Background on Ferd Wulkan
As an undergraduate in mathematics at MIT (SB, 1968), Ferd Wulkan was active in the Tiddlywinks Club and Students for a Democratic Society, the latter of which became a truer guide to his future course in life. A leftist, Wulkan chose to follow the path of many other members of the New Left of the 1960s, to become a committed workplace activist, hoping to spark a Socialist transformation in American society. He began his career as a labor organizer by taking a position as an orderly at Mount Auburn Hospital in Cambridge, joining Transfusion, a Socialist healthcare worker's organization. Building a union at Mount Auburn, however, would not be an easy task. Transfusion imploded over disagreements about whether the intention of organizing was to build a union or seed a revolutionary movement, leaving just five members to continue as the aptly named Red Blood Cell. Although most members of Transfusion become part of the Party-building wing of the New Communist movement, members of Red Blood Cell founded the insistently non-sectarian, Organizing Committee for a Boston Area Socialist Organization. Never considering itself as leading the working class, and believing the time was not yet right for a new Communist party, OC/BASO organized as a "cadre" rather than "vanguard," and focused on discipline and organization, developing clear political positions based on rigorous study and analysis.
After six years at Mount Auburn, Wulkan sought more fertile ground at Boston University, taking a clerical position in the Economics Department in April 1979. There he was thrown immediately into a fraught struggle with the university's reactionary president, Jonathan Silber, to win recognition for clerical workers organizing under the radical District 65 of the United Auto Workers. Barely two weeks after he was hired, he found himself on strike, side by side with faculty and librarians, who were on their own campaign for union representation. After two and a half up and down weeks, the union won.

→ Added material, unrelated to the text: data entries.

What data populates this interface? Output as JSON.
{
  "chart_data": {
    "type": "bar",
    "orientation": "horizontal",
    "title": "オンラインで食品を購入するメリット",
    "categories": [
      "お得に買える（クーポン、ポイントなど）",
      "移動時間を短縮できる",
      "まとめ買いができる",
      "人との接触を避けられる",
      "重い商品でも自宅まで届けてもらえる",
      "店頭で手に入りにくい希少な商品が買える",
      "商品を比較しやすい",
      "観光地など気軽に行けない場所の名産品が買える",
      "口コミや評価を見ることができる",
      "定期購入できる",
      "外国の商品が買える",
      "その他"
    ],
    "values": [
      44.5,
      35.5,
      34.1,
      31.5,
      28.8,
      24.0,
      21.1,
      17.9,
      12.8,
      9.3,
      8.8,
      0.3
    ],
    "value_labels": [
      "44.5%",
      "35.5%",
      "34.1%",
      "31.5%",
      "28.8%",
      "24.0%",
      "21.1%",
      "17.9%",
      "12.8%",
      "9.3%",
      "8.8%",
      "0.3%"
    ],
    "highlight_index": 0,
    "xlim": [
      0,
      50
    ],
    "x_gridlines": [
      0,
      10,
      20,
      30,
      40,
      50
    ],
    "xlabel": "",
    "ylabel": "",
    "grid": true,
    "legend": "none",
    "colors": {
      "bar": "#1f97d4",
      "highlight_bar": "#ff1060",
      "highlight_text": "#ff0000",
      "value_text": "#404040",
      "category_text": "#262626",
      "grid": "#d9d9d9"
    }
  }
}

At BU, Wulkan experienced levels of both success and frustration. Although largely supported by the Economics Department, his labor activism frequently pitted him against the administration, as did his activism against apartheid in South Africa and U.S. intervention in Central America. A turning point of sorts for him case after District 65 succeeded in winning an agency shop at BU in 1985 and sought to expand by organizing clerical workers at several of Boston's private colleges. Outmaneuvered by management, they failed profoundly. At the same time, the long decline and ultimate dissolution of District 65 led the Boston University clerical staff to affiliate with UAW Local 2324, which proved to be more bureaucratic and unresponsive.

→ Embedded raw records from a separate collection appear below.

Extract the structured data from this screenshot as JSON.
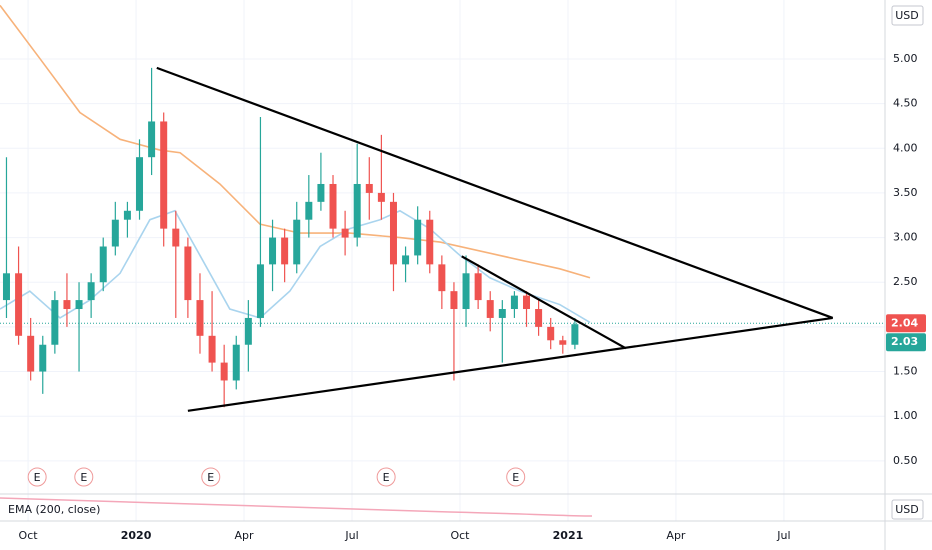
{
  "chart_data": {
    "type": "candlestick",
    "currency": "USD",
    "indicator_label": "EMA (200, close)",
    "up_color": "#26a69a",
    "down_color": "#ef5350",
    "grid": true,
    "xlim": [
      2019.685,
      2021.734
    ],
    "ylim": [
      0.14,
      5.66
    ],
    "xticks": [
      {
        "value": 2019.75,
        "label": "Oct"
      },
      2020,
      {
        "value": 2020.25,
        "label": "Apr"
      },
      {
        "value": 2020.5,
        "label": "Jul"
      },
      {
        "value": 2020.75,
        "label": "Oct"
      },
      2021,
      {
        "value": 2021.25,
        "label": "Apr"
      },
      {
        "value": 2021.5,
        "label": "Jul"
      }
    ],
    "yticks": [
      {
        "value": 0.5,
        "label": "0.50"
      },
      {
        "value": 1,
        "label": "1.00"
      },
      {
        "value": 1.5,
        "label": "1.50"
      },
      {
        "value": 2,
        "label": "2.00"
      },
      {
        "value": 2.5,
        "label": "2.50"
      },
      {
        "value": 3,
        "label": "3.00"
      },
      {
        "value": 3.5,
        "label": "3.50"
      },
      {
        "value": 4,
        "label": "4.00"
      },
      {
        "value": 4.5,
        "label": "4.50"
      },
      {
        "value": 5,
        "label": "5.00"
      }
    ],
    "x": [
      2019.7,
      2019.728,
      2019.756,
      2019.784,
      2019.812,
      2019.84,
      2019.868,
      2019.896,
      2019.924,
      2019.952,
      2019.98,
      2020.008,
      2020.036,
      2020.064,
      2020.092,
      2020.12,
      2020.148,
      2020.176,
      2020.204,
      2020.232,
      2020.26,
      2020.288,
      2020.316,
      2020.344,
      2020.372,
      2020.4,
      2020.428,
      2020.456,
      2020.484,
      2020.512,
      2020.54,
      2020.568,
      2020.596,
      2020.624,
      2020.652,
      2020.68,
      2020.708,
      2020.736,
      2020.764,
      2020.792,
      2020.82,
      2020.848,
      2020.876,
      2020.904,
      2020.932,
      2020.96,
      2020.988,
      2021.016
    ],
    "open": [
      2.3,
      2.6,
      1.9,
      1.5,
      1.8,
      2.3,
      2.2,
      2.3,
      2.5,
      2.9,
      3.2,
      3.3,
      3.9,
      4.3,
      3.1,
      2.9,
      2.3,
      1.9,
      1.6,
      1.4,
      1.8,
      2.1,
      2.7,
      3.0,
      2.7,
      3.2,
      3.4,
      3.6,
      3.1,
      3.0,
      3.6,
      3.5,
      3.4,
      2.7,
      2.8,
      3.2,
      2.7,
      2.4,
      2.2,
      2.6,
      2.3,
      2.1,
      2.2,
      2.35,
      2.2,
      2.0,
      1.85,
      1.8
    ],
    "high": [
      3.9,
      2.9,
      2.1,
      1.9,
      2.4,
      2.6,
      2.5,
      2.6,
      3.0,
      3.4,
      3.4,
      4.1,
      4.9,
      4.4,
      3.3,
      3.0,
      2.6,
      2.4,
      1.8,
      1.9,
      2.3,
      4.35,
      3.2,
      3.1,
      3.4,
      3.7,
      3.95,
      3.7,
      3.3,
      4.05,
      3.9,
      4.15,
      3.5,
      2.9,
      3.35,
      3.3,
      2.8,
      2.5,
      2.8,
      2.7,
      2.4,
      2.3,
      2.4,
      2.4,
      2.3,
      2.1,
      1.9,
      2.1
    ],
    "low": [
      2.1,
      1.8,
      1.4,
      1.25,
      1.7,
      2.0,
      1.5,
      2.1,
      2.4,
      2.8,
      3.0,
      3.2,
      3.7,
      2.9,
      2.1,
      2.1,
      1.7,
      1.5,
      1.1,
      1.3,
      1.5,
      2.0,
      2.4,
      2.5,
      2.6,
      3.0,
      3.3,
      3.0,
      2.8,
      2.9,
      3.2,
      3.2,
      2.4,
      2.5,
      2.7,
      2.6,
      2.2,
      1.4,
      2.0,
      2.2,
      1.95,
      1.6,
      2.1,
      2.0,
      1.9,
      1.75,
      1.7,
      1.75
    ],
    "close": [
      2.6,
      1.9,
      1.5,
      1.8,
      2.3,
      2.2,
      2.3,
      2.5,
      2.9,
      3.2,
      3.3,
      3.9,
      4.3,
      3.1,
      2.9,
      2.3,
      1.9,
      1.6,
      1.4,
      1.8,
      2.1,
      2.7,
      3.0,
      2.7,
      3.2,
      3.4,
      3.6,
      3.1,
      3.0,
      3.6,
      3.5,
      3.4,
      2.7,
      2.8,
      3.2,
      2.7,
      2.4,
      2.2,
      2.6,
      2.3,
      2.1,
      2.2,
      2.35,
      2.2,
      2.0,
      1.85,
      1.8,
      2.03
    ],
    "lines": [
      {
        "color": "#f7b27a",
        "x": [
          2019.685,
          2019.778,
          2019.87,
          2019.963,
          2020.055,
          2020.102,
          2020.194,
          2020.287,
          2020.379,
          2020.495,
          2020.611,
          2020.704,
          2020.842,
          2020.981,
          2021.051
        ],
        "values": [
          5.6,
          5.0,
          4.4,
          4.1,
          3.98,
          3.95,
          3.6,
          3.15,
          3.05,
          3.05,
          3.0,
          2.95,
          2.8,
          2.65,
          2.55
        ]
      },
      {
        "color": "#a9d4ee",
        "x": [
          2019.685,
          2019.754,
          2019.824,
          2019.893,
          2019.963,
          2020.032,
          2020.09,
          2020.148,
          2020.217,
          2020.287,
          2020.356,
          2020.426,
          2020.495,
          2020.565,
          2020.611,
          2020.68,
          2020.75,
          2020.819,
          2020.889,
          2020.981,
          2021.051
        ],
        "values": [
          2.2,
          2.4,
          2.1,
          2.3,
          2.6,
          3.2,
          3.3,
          2.8,
          2.2,
          2.1,
          2.4,
          2.9,
          3.1,
          3.2,
          3.3,
          3.1,
          2.8,
          2.55,
          2.4,
          2.25,
          2.05
        ]
      }
    ],
    "trendlines": [
      {
        "x": [
          2020.048,
          2021.613
        ],
        "values": [
          4.9,
          2.1
        ]
      },
      {
        "x": [
          2020.12,
          2021.613
        ],
        "values": [
          1.06,
          2.1
        ]
      },
      {
        "x": [
          2020.754,
          2021.134
        ],
        "values": [
          2.79,
          1.76
        ]
      }
    ],
    "events": {
      "label": "E",
      "x": [
        2019.771,
        2019.879,
        2020.173,
        2020.579,
        2020.879
      ]
    },
    "price_labels": [
      {
        "value": 2.04,
        "color": "#ef5350"
      },
      {
        "value": 2.03,
        "color": "#26a69a"
      }
    ]
  }
}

In 1989, Wulkan accepted a full time position at UMass Amherst as staff member and field representative for Local 509 (and later, Local 888) of the Service Employees International Union, serving non-faculty professional personnel at the university. From the outset, he found Amherst entirely unlike Boston, discovering a markedly less oppositional environment for organizing and a solid base of experienced organizers with whom to work. During his time in SEIU, he took part in campaigns against merit pay and to organize a graduate student union, but his greatest struggle came after SEIU reorganized its Massachusetts locals, creating a new local (888) for UMass, where Wulkan became the higher education coordinator. The president of Local 888 did not share the democratic style of the professional staff unit nor Wulkan's inclusive style of leadership, setting off a lengthy struggle. After trying to reconcile the differing approaches and fighting for the member-run vision, Wulkan resigned his position and set about organizing the rest of the local (primarily outside higher education) for a democratic process. After exploring the formation of an independent union, he negotiated with SEIU's national leadership and struck a deal whereby 2,300 members left SEIU in 2004 to join the Massachusetts Teachers Association (MTA), the union for faculty and librarians at UMass Amherst.
From 2004 to 2016, Wulkan worked for the Massachusetts Society of Professors (MSP) and as an organizing director for PHENOM, the Public Higher Education Network of Massachusetts (PHENOM), advocating for public higher education at the state level. Although he retired in 2016, he has remained true to his roots, staying active in PHENOM and other causes.